In practice, img_jgi_project_id is often the strongest key for JAMO because it behaves like the PMO project identifier used by jamo info ... pmoid.

3. Prefer JAMO pmoid for JGI read lookup

Native JAMO lookup types are listed by:

apptainer run docker://doejgi/jamo-dori:latest jamo info help

For legacy JGI metagenomes, this usually works better than raw_normal spid:

apptainer run docker://doejgi/jamo-dori:latest \
  jamo info all pmoid <img_jgi_project_id>

If you only want FASTQ rows, filter the output:

apptainer run docker://doejgi/jamo-dori:latest \
  jamo info all pmoid <img_jgi_project_id> | rg 'fastq(\\.gz)?'

4. Direct taxon-OID lookup is still useful

This queries JAMO by the IMG taxon OID embedded in metadata:

apptainer run docker://doejgi/jamo-dori:latest \
  jamo info all custom '{"metadata.gold_data.img_oid": 3300000030, "file_name": {"$regex": ".*fastq(\\\\.gz)?$"}}'

This can recover reads even when the older spid route is blank, but in recent re-audits pmoid recovered many more JGI rows.

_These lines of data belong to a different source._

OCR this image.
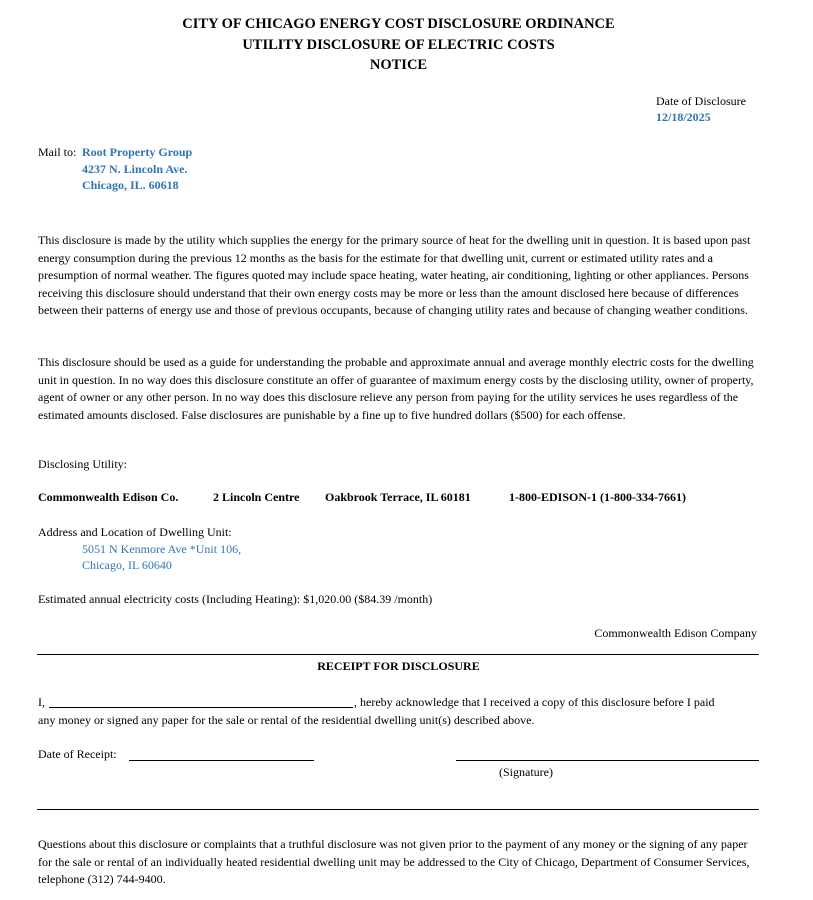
CITY OF CHICAGO ENERGY COST DISCLOSURE ORDINANCE
UTILITY DISCLOSURE OF ELECTRIC COSTS
NOTICE
Date of Disclosure
12/18/2025
Mail to: Root Property Group
4237 N. Lincoln Ave.
Chicago, IL. 60618
This disclosure is made by the utility which supplies the energy for the primary source of heat for the dwelling unit in question. It is based upon past energy consumption during the previous 12 months as the basis for the estimate for that dwelling unit, current or estimated utility rates and a presumption of normal weather. The figures quoted may include space heating, water heating, air conditioning, lighting or other appliances. Persons receiving this disclosure should understand that their own energy costs may be more or less than the amount disclosed here because of differences between their patterns of energy use and those of previous occupants, because of changing utility rates and because of changing weather conditions.
This disclosure should be used as a guide for understanding the probable and approximate annual and average monthly electric costs for the dwelling unit in question. In no way does this disclosure constitute an offer of guarantee of maximum energy costs by the disclosing utility, owner of property, agent of owner or any other person. In no way does this disclosure relieve any person from paying for the utility services he uses regardless of the estimated amounts disclosed. False disclosures are punishable by a fine up to five hundred dollars ($500) for each offense.
Disclosing Utility:
Commonwealth Edison Co.	2 Lincoln Centre Oakbrook Terrace, IL 60181	1-800-EDISON-1 (1-800-334-7661)
Address and Location of Dwelling Unit:
5051 N Kenmore Ave *Unit 106,
Chicago, IL 60640
Estimated annual electricity costs (Including Heating): $1,020.00 ($84.39 /month)
Commonwealth Edison Company
RECEIPT FOR DISCLOSURE
I,	, hereby acknowledge that I received a copy of this disclosure before I paid
any money or signed any paper for the sale or rental of the residential dwelling unit(s) described above.
Date of Receipt:
(Signature)
Questions about this disclosure or complaints that a truthful disclosure was not given prior to the payment of any money or the signing of any paper for the sale or rental of an individually heated residential dwelling unit may be addressed to the City of Chicago, Department of Consumer Services, telephone (312) 744-9400.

5. spid is valid, but not sufficient

If you already have a verified sequencing project ID, this is still worth trying:

apptainer run docker://doejgi/jamo-dori:latest \
  jamo info raw_normal spid <gold_its_spid>

But do not stop there. In several JGI cases:

• raw_normal spid returned nothing
• all pmoid <img_jgi_project_id> returned usable FASTQ records

6. Inspect and fetch the actual file

Inspect one metadata record:

apptainer run docker://doejgi/jamo-dori:latest jamo show <metadata_id>

Fetch a file by filename:

apptainer run docker://doejgi/jamo-dori:latest \
  jamo fetch -s dori all filename <file_name>

That prints the staged scratch path, typically under:

/clusterfs/jgi/scratch/dsi/...

Important:

• if the file is already RESTORED, you can use the staged path immediately
• if the file is PURGED, jamo fetch only starts the restore; you must wait until the staged path exists and has non-zero size before using it

Simple wait pattern:

while [[ ! -s /clusterfs/jgi/scratch/dsi/.../file.fastq.gz ]]; do sleep 10; done

Practical rule

For JGI metagenome read recovery, use this priority:

1. jamo info all pmoid <img_jgi_project_id>
2. jamo info all custom '{"metadata.gold_data.img_oid": ...}'
3. jamo info raw_normal spid <gold_its_spid>

Do not assume "no reads" until all three have been checked. Do not assume a fetched file is ready until the staged path is actually restored.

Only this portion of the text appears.